Separating from a spouse is often emotionally taxing, and navigating the practical aspects of dividing property and debt adds another layer of complexity to an already challenging situation. Whether you and your spouse were married or unmarried, resolving the division of property and debt is crucial.
WHO IS CONSIDERED A “SPOUSE”?
For the purposes of dividing property and debt, two people are considered spouses if they were either married or living in a “marriage-like relationship” for at least two years. This might seem simple at first but can quickly become complicated. Courts have found that the period of living together does not necessarily have to be continuous, such as in cases where it has been interrupted for work or health reasons. It is possible for people to co-habit while maintaining two homes, if there was a rational reason for doing so.

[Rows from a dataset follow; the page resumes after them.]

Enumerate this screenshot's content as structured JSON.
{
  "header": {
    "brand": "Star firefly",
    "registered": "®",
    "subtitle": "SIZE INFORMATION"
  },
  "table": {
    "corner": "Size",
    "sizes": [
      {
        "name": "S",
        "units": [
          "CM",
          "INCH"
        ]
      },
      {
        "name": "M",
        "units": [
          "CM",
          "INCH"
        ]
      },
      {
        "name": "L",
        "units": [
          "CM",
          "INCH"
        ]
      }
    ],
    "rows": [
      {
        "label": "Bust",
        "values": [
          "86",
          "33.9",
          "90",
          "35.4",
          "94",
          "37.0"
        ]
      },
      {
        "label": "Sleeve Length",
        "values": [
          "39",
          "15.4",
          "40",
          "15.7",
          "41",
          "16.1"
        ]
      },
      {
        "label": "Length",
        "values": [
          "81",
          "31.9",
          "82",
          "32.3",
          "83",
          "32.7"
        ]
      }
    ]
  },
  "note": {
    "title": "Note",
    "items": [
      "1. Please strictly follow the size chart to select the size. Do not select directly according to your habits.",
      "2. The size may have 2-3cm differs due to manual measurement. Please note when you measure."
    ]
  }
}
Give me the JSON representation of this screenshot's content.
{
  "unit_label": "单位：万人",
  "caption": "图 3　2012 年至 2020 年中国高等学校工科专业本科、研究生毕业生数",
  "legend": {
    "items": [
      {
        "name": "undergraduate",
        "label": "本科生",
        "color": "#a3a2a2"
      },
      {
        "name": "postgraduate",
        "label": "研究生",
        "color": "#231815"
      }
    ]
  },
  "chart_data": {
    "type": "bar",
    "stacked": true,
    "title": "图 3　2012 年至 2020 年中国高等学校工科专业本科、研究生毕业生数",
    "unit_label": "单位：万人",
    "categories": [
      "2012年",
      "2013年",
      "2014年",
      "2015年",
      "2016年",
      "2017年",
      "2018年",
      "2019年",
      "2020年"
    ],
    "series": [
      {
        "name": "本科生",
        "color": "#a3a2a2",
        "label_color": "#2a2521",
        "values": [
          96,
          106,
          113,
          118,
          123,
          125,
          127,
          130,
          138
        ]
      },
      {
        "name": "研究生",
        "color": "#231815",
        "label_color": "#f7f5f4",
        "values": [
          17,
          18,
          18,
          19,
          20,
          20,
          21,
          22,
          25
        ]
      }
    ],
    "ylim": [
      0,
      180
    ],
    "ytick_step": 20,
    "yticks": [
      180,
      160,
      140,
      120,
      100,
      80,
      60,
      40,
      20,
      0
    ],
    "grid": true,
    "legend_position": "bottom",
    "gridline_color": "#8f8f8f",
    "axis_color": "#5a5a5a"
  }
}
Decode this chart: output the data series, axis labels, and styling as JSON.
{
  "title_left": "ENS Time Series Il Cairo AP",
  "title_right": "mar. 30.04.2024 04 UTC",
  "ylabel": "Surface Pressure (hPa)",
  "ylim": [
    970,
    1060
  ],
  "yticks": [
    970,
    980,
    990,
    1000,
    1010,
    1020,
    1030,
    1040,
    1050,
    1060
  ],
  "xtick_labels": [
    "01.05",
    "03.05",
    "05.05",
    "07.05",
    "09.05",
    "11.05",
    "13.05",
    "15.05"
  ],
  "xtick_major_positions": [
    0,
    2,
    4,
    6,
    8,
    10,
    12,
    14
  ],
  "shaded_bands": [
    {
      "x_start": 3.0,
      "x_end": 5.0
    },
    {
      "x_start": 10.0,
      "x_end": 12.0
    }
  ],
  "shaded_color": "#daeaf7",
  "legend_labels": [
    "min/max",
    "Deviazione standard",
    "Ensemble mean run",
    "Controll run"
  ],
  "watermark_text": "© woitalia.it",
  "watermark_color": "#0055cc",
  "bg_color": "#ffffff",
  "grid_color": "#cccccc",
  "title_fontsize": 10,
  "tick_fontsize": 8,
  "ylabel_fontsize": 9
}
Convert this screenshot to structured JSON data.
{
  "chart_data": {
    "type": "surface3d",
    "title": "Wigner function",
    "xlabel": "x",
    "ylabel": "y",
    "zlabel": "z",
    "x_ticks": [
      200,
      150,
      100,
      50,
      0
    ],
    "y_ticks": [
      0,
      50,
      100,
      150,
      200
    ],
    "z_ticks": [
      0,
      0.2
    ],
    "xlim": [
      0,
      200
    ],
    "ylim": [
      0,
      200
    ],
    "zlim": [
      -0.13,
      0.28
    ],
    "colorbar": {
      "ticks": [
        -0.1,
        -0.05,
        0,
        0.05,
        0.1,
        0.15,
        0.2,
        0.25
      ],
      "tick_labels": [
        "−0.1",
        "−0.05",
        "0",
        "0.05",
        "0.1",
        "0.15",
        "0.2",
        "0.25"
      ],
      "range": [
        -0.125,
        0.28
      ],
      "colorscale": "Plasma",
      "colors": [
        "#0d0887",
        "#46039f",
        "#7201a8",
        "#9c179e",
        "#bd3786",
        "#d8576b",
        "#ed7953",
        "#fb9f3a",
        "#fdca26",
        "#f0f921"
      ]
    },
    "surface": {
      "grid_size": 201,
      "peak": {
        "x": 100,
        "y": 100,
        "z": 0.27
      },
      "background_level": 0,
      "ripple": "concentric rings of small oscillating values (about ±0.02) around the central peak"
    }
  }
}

The date a spousal relationship began is either the date of marriage, or the date that a couple began living in a marriage-like relationship, whichever is earlier.
FAMILY PROPERTY AND DEBT
The first step in determining how to divide property and debt is to establish what constitutes family property and family debt.
All property owned by either or both spouses on the date of separation is considered family property unless it is excluded. This might include the family home, bank accounts, pensions, interests in businesses, and RRSPs. Likewise, all debt owing by either or both spouses on the date of separation is considered family debt unless it is excluded.
There is a presumption that entitlement to family property and responsibility for family debt are to be shared equally between both spouses. This remains true regardless of whether the spouses used or contributed equally to the property or debt.